Nail Brush Basics
They’re some of the most important tools in your arsenal—but which brushes are best for the task at hand, and how can you prolong their performance? Check out these important tips and product picks.
Whether you’re applying gel, acrylic, polish or nail art, there’s a common denominator in virtually all of your services: brushes. “The brushes you use can make or break your outcome when doing nails,” stresses Vu Nguyen, nail artist and dean of education for Gelish based in Kansas City, Missouri. But what types should you select, and how can you keep them operating at peak performance over the long haul? Start brushing up on your know-how with these expert insights.
The bristles of nail brushes are made from natural animal hair (usually kolinsky or sable), synthetic fibers or a combination of both. Each tech has her own preferences when it comes to what works best and when. That’s why Nguyen advocates trying as many brushes for each application as possible to find the ones that work best for you.
Natural animal-hair brushes can outlast synthetics—and, if gel is accidentally cured into the bristles, it can be removed, notes Amy Becker, CEO and artistic director of Masterworks by Amy Becker in Cedarburg, Wisconsin, who prefers kolinsky for its performance and longevity. Nguyen also gravitates toward natural kolinsky bristles for acrylics, explaining that they hold enough monomer to create the correct product ratio, and, therefore, the best beading. Meanwhile, Nguyen selects synthetic for gels because they maintain shape and a wider synthetic model for fast lacquer application.
Again, however, much of it comes down to personal preference. “While I typically prefer sable brushes, synthetic brushes aren’t necessarily bad,” says Chelsea King, Los Angeles-based celebrity manicurist and blogger for chelseaqueen.com. “Sable frays less and lasts longer after dipping in gel, polish and acetone. For nail art, I use nicer brushes when doing line work for crisp results and save my cheaper brushes for filling in large spots.”
It’s best to stock a range of brush sizes to handle any task. King scouts craft stores to sample different sizes and shapes of brushes for nail art—often selecting a thin brush with bristles about the length of a fingernail for painting lines (the extra length adds control), and shorter bristles for painting details like flowers. For acrylic, she prefers a smaller brush, applying three beads of acrylic per nail. “I can control the product around the cuticle better and perfect my work to do less filing,” King explains. “But larger brush sizes definitely speed up application time.”

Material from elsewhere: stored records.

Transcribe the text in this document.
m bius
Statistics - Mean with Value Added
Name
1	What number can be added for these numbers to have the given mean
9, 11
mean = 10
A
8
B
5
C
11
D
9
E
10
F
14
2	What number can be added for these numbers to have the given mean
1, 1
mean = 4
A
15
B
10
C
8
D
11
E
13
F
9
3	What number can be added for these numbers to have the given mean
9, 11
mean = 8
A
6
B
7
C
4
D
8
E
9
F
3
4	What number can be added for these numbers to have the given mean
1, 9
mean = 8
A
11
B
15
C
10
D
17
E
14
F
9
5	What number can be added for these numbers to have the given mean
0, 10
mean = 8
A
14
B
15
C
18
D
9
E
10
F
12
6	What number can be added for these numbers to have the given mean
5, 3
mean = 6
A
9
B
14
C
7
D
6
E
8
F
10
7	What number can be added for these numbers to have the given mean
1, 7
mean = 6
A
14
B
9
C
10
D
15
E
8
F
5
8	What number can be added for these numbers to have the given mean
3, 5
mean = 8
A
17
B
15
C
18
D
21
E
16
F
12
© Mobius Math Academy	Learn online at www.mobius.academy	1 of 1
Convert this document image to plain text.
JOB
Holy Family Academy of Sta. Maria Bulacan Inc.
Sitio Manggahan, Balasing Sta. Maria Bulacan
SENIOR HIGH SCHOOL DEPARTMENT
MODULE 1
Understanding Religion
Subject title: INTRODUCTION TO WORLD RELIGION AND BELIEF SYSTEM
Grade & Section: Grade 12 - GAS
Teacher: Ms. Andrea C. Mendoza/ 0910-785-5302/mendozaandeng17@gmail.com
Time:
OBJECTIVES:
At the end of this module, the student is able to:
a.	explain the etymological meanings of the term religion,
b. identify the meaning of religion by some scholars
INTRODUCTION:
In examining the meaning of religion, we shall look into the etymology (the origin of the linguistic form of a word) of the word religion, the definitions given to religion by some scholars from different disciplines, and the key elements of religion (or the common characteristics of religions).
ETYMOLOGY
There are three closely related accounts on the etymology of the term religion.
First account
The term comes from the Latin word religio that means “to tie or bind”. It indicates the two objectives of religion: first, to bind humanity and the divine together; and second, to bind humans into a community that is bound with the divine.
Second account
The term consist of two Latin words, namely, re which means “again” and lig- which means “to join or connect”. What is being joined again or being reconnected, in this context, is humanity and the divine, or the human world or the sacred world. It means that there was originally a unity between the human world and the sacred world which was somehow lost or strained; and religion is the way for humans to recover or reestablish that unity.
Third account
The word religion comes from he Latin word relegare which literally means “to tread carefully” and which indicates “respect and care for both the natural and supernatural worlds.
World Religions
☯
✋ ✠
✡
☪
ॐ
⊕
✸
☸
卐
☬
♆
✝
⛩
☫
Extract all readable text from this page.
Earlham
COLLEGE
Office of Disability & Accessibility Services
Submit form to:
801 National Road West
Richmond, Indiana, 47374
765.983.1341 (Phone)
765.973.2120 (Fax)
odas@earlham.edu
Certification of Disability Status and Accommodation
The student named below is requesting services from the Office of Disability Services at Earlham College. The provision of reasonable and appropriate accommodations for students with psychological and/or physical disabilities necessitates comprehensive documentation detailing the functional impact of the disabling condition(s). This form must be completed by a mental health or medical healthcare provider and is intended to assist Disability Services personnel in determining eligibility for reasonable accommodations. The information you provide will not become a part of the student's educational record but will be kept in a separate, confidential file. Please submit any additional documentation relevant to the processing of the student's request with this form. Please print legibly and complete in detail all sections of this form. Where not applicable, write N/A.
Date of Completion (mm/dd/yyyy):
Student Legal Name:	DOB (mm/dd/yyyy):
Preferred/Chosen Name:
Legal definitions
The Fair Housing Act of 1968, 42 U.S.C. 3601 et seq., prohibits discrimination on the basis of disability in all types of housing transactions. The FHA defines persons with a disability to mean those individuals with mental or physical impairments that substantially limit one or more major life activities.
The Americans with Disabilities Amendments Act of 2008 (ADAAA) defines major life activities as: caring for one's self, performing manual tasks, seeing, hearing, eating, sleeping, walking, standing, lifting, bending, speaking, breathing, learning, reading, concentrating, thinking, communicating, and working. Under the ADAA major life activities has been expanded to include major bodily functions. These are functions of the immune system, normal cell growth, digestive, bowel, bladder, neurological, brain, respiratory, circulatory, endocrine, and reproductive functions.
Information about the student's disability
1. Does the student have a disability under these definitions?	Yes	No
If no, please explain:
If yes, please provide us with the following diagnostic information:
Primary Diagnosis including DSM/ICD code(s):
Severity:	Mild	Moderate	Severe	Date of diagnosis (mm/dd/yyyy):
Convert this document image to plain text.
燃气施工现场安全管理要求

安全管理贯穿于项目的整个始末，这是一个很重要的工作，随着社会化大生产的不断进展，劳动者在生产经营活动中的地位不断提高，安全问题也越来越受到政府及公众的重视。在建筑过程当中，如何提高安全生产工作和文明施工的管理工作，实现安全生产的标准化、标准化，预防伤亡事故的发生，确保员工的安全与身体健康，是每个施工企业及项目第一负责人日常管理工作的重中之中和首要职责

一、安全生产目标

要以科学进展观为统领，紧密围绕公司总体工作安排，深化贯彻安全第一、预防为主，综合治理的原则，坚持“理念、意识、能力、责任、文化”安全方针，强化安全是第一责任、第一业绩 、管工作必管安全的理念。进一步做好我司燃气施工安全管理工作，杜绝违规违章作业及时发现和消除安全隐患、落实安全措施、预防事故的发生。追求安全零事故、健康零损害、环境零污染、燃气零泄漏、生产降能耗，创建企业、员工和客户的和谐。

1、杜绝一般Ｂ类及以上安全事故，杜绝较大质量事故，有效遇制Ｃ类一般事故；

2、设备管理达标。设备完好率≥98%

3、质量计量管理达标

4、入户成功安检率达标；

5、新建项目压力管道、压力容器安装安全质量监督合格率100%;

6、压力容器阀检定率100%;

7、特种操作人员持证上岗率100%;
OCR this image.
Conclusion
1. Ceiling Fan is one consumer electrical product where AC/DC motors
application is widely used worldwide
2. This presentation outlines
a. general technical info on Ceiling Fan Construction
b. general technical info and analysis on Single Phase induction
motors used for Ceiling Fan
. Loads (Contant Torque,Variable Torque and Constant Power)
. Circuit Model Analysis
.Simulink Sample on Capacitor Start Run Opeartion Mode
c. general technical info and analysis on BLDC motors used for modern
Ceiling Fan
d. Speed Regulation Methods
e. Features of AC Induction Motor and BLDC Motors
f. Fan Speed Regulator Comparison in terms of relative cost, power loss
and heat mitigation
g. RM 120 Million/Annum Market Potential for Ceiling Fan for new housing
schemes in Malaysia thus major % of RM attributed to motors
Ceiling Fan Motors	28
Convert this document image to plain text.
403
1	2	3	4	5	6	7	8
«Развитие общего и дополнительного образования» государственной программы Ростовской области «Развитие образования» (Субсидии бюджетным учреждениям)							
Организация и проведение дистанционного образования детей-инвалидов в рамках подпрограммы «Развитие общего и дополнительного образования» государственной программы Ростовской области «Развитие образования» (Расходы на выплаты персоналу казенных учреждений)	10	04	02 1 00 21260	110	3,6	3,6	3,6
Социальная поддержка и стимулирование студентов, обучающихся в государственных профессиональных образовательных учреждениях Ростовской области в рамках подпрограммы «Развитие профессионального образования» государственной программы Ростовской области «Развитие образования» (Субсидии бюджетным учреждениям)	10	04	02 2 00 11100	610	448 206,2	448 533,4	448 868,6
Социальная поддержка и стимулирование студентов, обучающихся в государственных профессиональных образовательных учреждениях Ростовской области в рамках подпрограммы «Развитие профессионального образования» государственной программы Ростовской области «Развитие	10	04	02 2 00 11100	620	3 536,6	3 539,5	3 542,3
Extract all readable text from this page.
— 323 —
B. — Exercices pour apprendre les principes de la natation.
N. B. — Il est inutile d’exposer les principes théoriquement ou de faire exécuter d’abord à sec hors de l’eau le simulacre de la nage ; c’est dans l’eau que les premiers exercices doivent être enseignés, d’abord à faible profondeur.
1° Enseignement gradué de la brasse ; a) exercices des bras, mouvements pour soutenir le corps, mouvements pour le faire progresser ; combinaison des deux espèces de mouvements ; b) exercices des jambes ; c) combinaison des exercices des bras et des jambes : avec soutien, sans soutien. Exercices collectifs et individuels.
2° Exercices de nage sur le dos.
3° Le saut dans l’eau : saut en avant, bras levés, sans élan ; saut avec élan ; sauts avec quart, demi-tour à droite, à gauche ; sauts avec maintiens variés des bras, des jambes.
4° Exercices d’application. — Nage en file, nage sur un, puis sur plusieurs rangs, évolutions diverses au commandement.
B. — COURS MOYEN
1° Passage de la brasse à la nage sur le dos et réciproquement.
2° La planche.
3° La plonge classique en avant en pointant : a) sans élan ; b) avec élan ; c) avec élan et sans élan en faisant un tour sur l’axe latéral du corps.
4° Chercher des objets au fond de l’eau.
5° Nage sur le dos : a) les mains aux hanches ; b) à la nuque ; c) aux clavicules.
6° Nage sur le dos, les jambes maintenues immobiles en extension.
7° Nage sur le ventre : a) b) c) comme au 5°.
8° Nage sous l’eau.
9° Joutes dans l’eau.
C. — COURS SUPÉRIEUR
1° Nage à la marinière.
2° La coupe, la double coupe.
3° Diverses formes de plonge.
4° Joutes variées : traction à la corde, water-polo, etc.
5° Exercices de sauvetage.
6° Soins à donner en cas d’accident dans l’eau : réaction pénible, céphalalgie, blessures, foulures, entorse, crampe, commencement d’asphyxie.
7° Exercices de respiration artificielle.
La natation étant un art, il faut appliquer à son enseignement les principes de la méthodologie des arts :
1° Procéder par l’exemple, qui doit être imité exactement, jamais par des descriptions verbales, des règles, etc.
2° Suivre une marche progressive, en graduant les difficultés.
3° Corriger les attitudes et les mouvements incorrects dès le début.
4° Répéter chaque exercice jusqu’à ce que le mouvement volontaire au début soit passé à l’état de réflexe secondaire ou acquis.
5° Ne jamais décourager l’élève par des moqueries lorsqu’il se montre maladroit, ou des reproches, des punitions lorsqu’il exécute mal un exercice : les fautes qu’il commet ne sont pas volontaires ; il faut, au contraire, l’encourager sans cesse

Nguyen also designates brushes for each job (full-coverage, blending, detailing or one-stroke) and for different product types, such as lacquer, gel and acrylic, but generally prefers smaller sizes. “I make sure the brush is not too big (larger than the nail itself), which helps with product control,” Nguyen notes. “Sometimes we think if we go big it’ll shorten our application time, and sometimes it does, but then we need to correct application issues or waste a ton of product.”
For gels, Becker keeps it simple: a #5 flat oval kolinsky brush. Any smaller, and a tech can’t pick up enough product to do a single nail application, which adds more service time and may introduce excess bubbles into the gel. “I prefer flat oval over square or round brushes because it mimics the shape of the cuticle area and offers better control. Plus, you can keep the gel on one side of the brush,” Becker says. She recommends keeping three separate brushes—one each for pink-and-whites, gel polishes and glitters—to avoid accidentally melding colors.
To save or splurge on your brush arsenal? That is the question. Though quality materials may justify a hefty price (think $50 or more for a high-end kolinsky), Nguyen believes that budget brushes are great for beginners who are still settling on their preferred sizes and bristle shapes, and King typically spends less than $5 on a nail art brush. “While having a good-quality brush is helpful, if you know how to use it, you can use any brush,” she says. “For years, I’ve used cheap brushes I found on Amazon ($2 for three!) and feel like they work better than most more expensive ones. They don’t even necessarily need to be nail-specific!”
That said, King splurges on gel brushes ($15 to $20) and acrylic brushes ($30 or more) for optimal results. “If you take care of your brushes, they can last for years,” she adds. “I replace my cheap art brushes every few months, but I’ve had gel and acrylic brushes for much longer.”